Enabling e-Safety

We live in a world of risk; from an early age we are taught to assess risk so that it becomes a life-skill rather than something we have to think about consciously, such as crossing the road, talking to strangers, or learning to drive in different road conditions.  e-Safety is a subject where the risks are all too often blamed on the technology, but whilst technology can sometimes enhance risk, it is not the technology that is the issue. Risk is almost always a consequence of two things:

  • A consequence of not knowing
  • A consequence of knowing, but deliberately taking the risk.

Children, young people and adults will always take risks. Children and young people in particular will often push the boundaries of risk; this is a natural part of growing up and learning.

Invariably e-safety is seen as a showstopper; that there are so many risks, schools can be afraid to innovate with their use of technology and parents are afraid of their child’s use of technology. This simply isn’t the case; e-safety is an enabler! E-Safety is a process of raising awareness and education in order that risk can be identified and mitigated, that children and adults can be empowered with the right information and processes in order to enjoy technology, safely.

 e-Safety at Home and at School

There are two different contexts to consider: home and school.

Home – children will often have unrestricted access to the Internet using a range of different technologies from mobile phones to gaming platforms. This is one of the biggest areas to tackle. Whilst schools will have safeguarding technology (such as filtering) and policies in place to mitigate some issues (such as access to inappropriate/illegal material), this is not always the case at home.

I sometimes explain this as the Narnia effect. If you have ever read The Lion, The Witch and The Wardrobe you will know what I mean. The doors of a bedroom wardrobe are opened and a new world of the weird and the wonderful can be explored – without the parents knowing.

School – schools have an incredibly difficult job. Technology is a fundamental part of life and children need to learn how to use technology appropriately as a life skill. For example, social media now plays a pivotal role both in personal and business life, therefore you could argue that children should be taught about the safe and appropriate use of social networking from an early age. This isn’t how to use social networking, but using social media in a range of educational/curriculum subjects in order to educate and empower positive, safe-use messages. In this example the children will learn risk awareness and good netiquette.

One thing I often hear is that you have to be over the age of 13 to use social media. There are two things to consider here. First, you don’t have to be signing up for Twitter and Facebook accounts, there are other ways to tackle this. Second, children are using social media, and whether that is right or wrong we have a moral duty to ensure that they are safe and risk free. You can’t fulfil that moral duty by pretending it isn’t happening.

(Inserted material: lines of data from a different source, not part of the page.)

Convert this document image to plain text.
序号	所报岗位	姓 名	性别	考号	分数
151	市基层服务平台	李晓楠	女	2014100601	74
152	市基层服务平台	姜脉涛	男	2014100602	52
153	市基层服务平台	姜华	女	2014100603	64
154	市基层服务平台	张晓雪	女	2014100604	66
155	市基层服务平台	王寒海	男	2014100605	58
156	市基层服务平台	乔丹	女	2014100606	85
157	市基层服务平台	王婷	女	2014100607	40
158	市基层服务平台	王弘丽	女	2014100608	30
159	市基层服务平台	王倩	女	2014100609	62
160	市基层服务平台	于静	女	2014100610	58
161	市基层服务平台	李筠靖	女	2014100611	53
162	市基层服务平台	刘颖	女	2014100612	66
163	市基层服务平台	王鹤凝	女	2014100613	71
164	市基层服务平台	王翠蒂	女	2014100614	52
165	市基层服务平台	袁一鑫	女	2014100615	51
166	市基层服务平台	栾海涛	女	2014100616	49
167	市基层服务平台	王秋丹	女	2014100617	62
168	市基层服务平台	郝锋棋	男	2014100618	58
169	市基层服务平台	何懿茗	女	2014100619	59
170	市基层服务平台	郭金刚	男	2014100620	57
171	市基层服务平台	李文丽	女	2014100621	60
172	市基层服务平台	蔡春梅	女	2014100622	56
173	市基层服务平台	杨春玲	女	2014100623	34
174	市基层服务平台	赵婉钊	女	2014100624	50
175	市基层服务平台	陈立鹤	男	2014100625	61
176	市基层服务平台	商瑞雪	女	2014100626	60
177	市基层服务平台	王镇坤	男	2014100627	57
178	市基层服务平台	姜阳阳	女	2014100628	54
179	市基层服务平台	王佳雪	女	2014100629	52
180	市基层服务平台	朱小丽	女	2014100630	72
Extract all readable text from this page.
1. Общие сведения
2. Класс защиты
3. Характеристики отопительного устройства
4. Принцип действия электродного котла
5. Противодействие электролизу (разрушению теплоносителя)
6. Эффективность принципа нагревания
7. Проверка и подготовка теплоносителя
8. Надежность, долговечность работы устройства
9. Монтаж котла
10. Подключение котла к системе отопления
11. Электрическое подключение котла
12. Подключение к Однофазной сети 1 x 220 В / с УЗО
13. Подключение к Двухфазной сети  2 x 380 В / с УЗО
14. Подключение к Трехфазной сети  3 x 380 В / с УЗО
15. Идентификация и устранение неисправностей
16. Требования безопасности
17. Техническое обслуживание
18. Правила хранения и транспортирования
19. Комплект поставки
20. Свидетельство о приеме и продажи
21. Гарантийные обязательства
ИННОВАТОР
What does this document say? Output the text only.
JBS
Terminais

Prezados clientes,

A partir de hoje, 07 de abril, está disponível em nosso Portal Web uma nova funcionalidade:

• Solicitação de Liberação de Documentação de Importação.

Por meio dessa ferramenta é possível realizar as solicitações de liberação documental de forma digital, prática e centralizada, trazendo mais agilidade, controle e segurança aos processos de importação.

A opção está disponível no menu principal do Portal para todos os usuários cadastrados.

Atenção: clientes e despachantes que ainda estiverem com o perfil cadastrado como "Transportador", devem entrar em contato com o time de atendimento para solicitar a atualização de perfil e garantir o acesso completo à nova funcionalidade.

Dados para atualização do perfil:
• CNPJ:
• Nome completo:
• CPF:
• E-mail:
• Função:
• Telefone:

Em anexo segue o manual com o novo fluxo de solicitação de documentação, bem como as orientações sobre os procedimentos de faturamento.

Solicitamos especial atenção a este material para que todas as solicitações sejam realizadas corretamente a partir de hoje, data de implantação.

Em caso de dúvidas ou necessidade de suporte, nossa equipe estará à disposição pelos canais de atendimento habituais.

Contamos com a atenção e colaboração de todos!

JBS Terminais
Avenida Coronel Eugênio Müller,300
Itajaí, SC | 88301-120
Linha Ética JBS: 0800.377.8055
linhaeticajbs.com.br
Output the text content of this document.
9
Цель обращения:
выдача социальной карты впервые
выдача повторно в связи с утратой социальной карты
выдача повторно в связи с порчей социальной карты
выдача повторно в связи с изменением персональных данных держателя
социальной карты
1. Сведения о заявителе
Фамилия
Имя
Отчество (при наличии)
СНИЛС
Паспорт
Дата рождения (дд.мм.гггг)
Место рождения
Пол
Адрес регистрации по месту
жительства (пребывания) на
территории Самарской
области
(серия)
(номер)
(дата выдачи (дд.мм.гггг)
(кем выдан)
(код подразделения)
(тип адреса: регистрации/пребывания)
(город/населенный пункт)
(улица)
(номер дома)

Of course, schools have to understand and mitigate against their own liability. This is the consequence of doing something through not knowing, or not doing something which potentially puts a child (or member of staff) at risk.  So how do we begin to tackle these different issues?

From the school perspective there are 3 different areas:

  • Policy – clear, robust and effective policy in place. The school e-safety policy deals with the boundaries of appropriate and inappropriate use of technology at school. There are processes in place that all members of staff are aware of in order to deal with different types of incidents. (You can download a model policy with guidance HERE).
  • Technology – this isn’t the technology that is used in school, but the technology that could be used as a tool for safeguarding. For example, managed Internet filtering appropriate to the age of the user, and behaviour management software that detects violations on the school network whether the Internet is being used or not.
  • Safe Use – the most important perspective; clear, positive, safe-use messages to empower all users with the knowledge to stay safe, risk free and to enjoy technology.

From the home perspective, if the positive safe use messages are being tackled at school, then much of the risk dissipates at home as children are being educated. But what about the parents?

One thing I hear almost daily is, “my son/daughter knows more about computers than I do.” Whilst misleading, that statement is quite understandable. It comes back to a consequence of not knowing. Let me put that another way, when I’m driving I’m not interested in the internal workings of a 4-stroke combustion engine, but I am interested in how the steering, acceleration and brakes work.  Therefore it is incumbent on parents to understand what their children are doing on the Internet at home, and to make a parental decision whether mitigation needs to be put in place or not. This mitigation takes the form of things such as: filtering and monitoring; security and privacy settings on devices; enabling safe-search on search engines such as Google and much more.

Advice for Parents on Managing Risk

But there is one fundamental principle, and the advice I always give to parents is this: you cannot fight risk with technology. Technology (such as monitoring/filtering) is one small tool in a large toolbox.

Communicate – you talk to your children about their life outside the home, you know who their friends are, where they live. You know where they normally hang out and, to a point, what they are doing. There is no difference in the online world. Talk to your children about what they do, who they speak to, and what they enjoy doing. Let them know that you are always there if they see or hear something which causes a concern.

Trust – be honest, you took risks when you were younger, you may have pushed the boundaries at times but you learned from them. Your children are no different.

Communication and trust are fundamental to many aspects of parenting; e-safety is no different.